1J’ai été souvent confronté en tant que pédiatre de ville à la question de la bonne distance à adopter avec un adolescent. Donner la priorité à son écoute sans pour autant négliger la demande des parents qui l’accompagnent. Adopter envers lui un vouvoiement systématique en cette première rencontre. Ce sont effectivement des présupposés, des a priori qui se révèlent efficients dans la majorité des cas et notamment vis-à-vis des grands adolescents que l’on rencontre pour la première fois – quand le pédiatre est en position de consultant, de donneur d’avis, voire de conseils, de médiateur...
2Les pédiatres hospitaliers et les pédopsychiatres sont dans cette situation quasi exclusive de consultant et voient surtout des grands adolescents. Dans les exposés oraux, ils sont nombreux à conseiller ce vouvoiement systématique.

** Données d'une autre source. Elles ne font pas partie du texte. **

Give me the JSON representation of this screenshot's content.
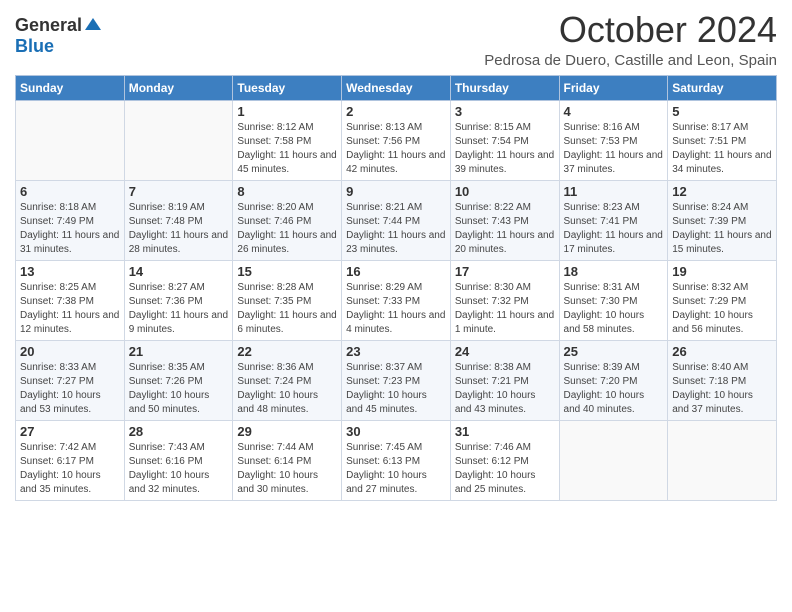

3La situation est à mon avis tout autre quand le pédiatre est consulté pour un tout jeune adolescent manifestement pré-pubertaire et/ou quand il s’agit d’un(e) patient(e) qu’il suit depuis des années, voire depuis la naissance. Il est possible qu’il ne l’ait pas vu(e) depuis plusieurs années et peut alors se trouver un peu perdu par les métamorphoses du temps qui passe. Le pédiatre a beau tourner sa langue sept fois dans sa bouche avant de parler ou débuter par une forme à la troisième personne : « Et alors, ce jeune homme (cette jeune fille) qu’est-ce qu’il lui arrive [1] ? » Vient immanquablement le temps du choix et alors tout se complique car il y a, j’en atteste, des vouvoiements très maladroits et des tutoiements trop complices…
Leïla, la rebelle
4Leïla, 14 ans, est en 3e. En classe, les notes s’effondrent. Leïla perturbe le cours, est insolente avec certains professeurs. Il y a eu plusieurs fugues et quelques scarifications. Son trouble du sommeil (ancien) s’est majoré. Elle se plaint d’une asthénie profonde, de céphalées quasi permanentes qui ne lui laissent, dit-elle, aucun répit. Elle a présenté en classe plusieurs malaises à type de lipothymies mais qui m’ont semblé, dans leur description, très théâtralisés.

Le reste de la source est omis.